FINE Gael is targeting businesspeople with a corporate fundraiser costing €850 a table -- and using taxpayer-funded envelopes to send out the invites.
Businesspeople are being invited to fork out €850 for a table of 10, or €100 a head to attend a reception and lunch with cabinet members.
They will dine with Transport Minister Leo Varadkar and Health Minister James Reilly, the Irish Independent has learned. The invitation flies in the face of the Government banning donations over €200, unless they follow extremely strict new guidelines.
Just last month, Taoiseach Enda Kenny boasted about the plans at the Fine Gael Ard Fheis.
"Our new laws on political funding will ban corporate donations over €200 to a political party unless they are registered and declared," Mr Kenny said during his keynote, televised Saturday night address.
The Department of the Environment says "all things being equal", the new rules are expected to be passed into law by the Dail summer recess.
But the fundraiser is being held before the new laws come into effect, and will raise questions about corporate donors getting close to ministers.
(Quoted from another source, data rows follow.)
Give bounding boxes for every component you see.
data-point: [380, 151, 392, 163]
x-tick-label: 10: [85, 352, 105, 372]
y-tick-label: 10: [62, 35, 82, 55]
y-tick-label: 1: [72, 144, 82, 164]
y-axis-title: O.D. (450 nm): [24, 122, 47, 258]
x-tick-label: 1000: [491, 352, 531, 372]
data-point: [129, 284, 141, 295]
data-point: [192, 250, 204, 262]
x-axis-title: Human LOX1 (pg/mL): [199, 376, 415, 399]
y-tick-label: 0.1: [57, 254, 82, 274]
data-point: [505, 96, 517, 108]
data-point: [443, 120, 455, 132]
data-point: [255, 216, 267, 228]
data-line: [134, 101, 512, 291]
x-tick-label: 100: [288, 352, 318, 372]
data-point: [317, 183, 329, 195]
Fine Gael's letters were sent out in official Oireachtas envelopes -- the cost of which is funded by the taxpayer -- by the Dublin North branch of the party.
The letters advertise a reception and lunch being held in the Grand Hotel, Malahide, hosted by Dr Reilly and local TD Alan Farrell.
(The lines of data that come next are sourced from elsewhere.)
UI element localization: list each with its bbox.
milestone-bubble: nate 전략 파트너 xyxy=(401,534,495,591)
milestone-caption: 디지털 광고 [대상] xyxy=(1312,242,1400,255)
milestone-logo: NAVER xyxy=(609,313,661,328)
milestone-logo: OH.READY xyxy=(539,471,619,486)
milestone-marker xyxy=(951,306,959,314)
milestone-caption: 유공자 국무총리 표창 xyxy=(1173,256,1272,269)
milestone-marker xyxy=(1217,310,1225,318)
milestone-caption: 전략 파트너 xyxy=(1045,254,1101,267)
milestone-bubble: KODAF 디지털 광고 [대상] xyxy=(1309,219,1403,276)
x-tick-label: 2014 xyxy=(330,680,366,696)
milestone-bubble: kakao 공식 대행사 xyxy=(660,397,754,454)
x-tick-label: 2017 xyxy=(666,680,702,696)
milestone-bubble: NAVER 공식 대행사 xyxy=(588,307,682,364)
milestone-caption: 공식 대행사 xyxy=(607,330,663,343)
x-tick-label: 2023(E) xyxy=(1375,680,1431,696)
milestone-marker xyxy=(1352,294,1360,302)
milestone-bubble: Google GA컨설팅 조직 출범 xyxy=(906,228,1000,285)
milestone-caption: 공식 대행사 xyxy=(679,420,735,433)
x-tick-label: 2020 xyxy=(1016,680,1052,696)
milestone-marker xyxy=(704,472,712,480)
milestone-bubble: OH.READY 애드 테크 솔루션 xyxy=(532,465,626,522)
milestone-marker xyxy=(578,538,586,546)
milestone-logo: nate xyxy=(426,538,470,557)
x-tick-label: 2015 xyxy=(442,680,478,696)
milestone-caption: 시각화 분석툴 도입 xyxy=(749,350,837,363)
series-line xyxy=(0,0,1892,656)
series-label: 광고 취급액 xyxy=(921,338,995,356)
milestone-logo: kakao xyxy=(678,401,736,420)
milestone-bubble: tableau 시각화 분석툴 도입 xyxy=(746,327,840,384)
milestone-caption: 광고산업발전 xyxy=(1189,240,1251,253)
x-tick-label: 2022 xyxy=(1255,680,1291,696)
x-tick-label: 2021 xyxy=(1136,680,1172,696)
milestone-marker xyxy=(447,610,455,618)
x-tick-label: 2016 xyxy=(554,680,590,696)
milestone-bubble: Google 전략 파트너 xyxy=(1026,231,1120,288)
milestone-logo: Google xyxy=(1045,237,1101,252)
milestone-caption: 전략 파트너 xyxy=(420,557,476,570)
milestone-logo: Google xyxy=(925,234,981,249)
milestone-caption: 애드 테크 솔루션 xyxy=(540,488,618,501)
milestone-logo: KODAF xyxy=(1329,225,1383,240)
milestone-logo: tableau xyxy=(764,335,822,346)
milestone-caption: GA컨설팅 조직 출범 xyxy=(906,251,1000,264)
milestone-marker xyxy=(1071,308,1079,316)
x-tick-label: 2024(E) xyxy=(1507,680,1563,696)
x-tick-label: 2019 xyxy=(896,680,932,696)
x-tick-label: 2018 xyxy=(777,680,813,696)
The event takes place on Friday, April 27, and it is understood the hotel's Guttenburg Suite has been booked for an exclusive audience of 80 people.
Even though the invites have been sent out in publicly funded Dail envelopes, there is nothing to identify which Dail office provided the envelopes.
According to the Oireachtas, the envelopes are to "assist members in carrying out their functions as elected representatives".
However, the letters were used to raise money for Fine Gael and did not come from a TD, but from Bridie Hession, who chaired the organising committee for the event, and Bob Dowling, chairperson of Fine Gael in Dublin North.
Mr Varadkar, who has responsibility for transport and tourism, would be of interest to businesses in Dublin North since Dublin Airport is a huge employer in the constituency.
Metro North, which has since been mothballed, is also a big issue in the constituency.
Dr Reilly has previously been one of the top fundraisers in the Dail, raising €15,950 for 2008, when he declared a donation of €650 from top solicitors McCann Fitzgerald for a golf classic.
The letter also highlights the fact that there will be a pre-lunch reception, and advises how donors can hand over their cash.
The new rules being brought in by Environment Minister Phil Hogan will effectively ban corporate donations of over €200. Mr Hogan has said he would have preferred to ban corporate donations outright, but was legally unable to do so.
Speaking in the Seanad in February, Mr Hogan said: "Corporate donations will be severely curtailed".
"The corporate funding of politics comes at a price above and beyond the value of any donations that are given and accepted.
"It brings with it an unavoidable perception of a mutually beneficial relationship. As we have seen in Ireland in recent years, this can have an incrementally corrosive impact on public trust in politics."
The party's manifesto from last year's general election also promised to ban corporate donations entirely.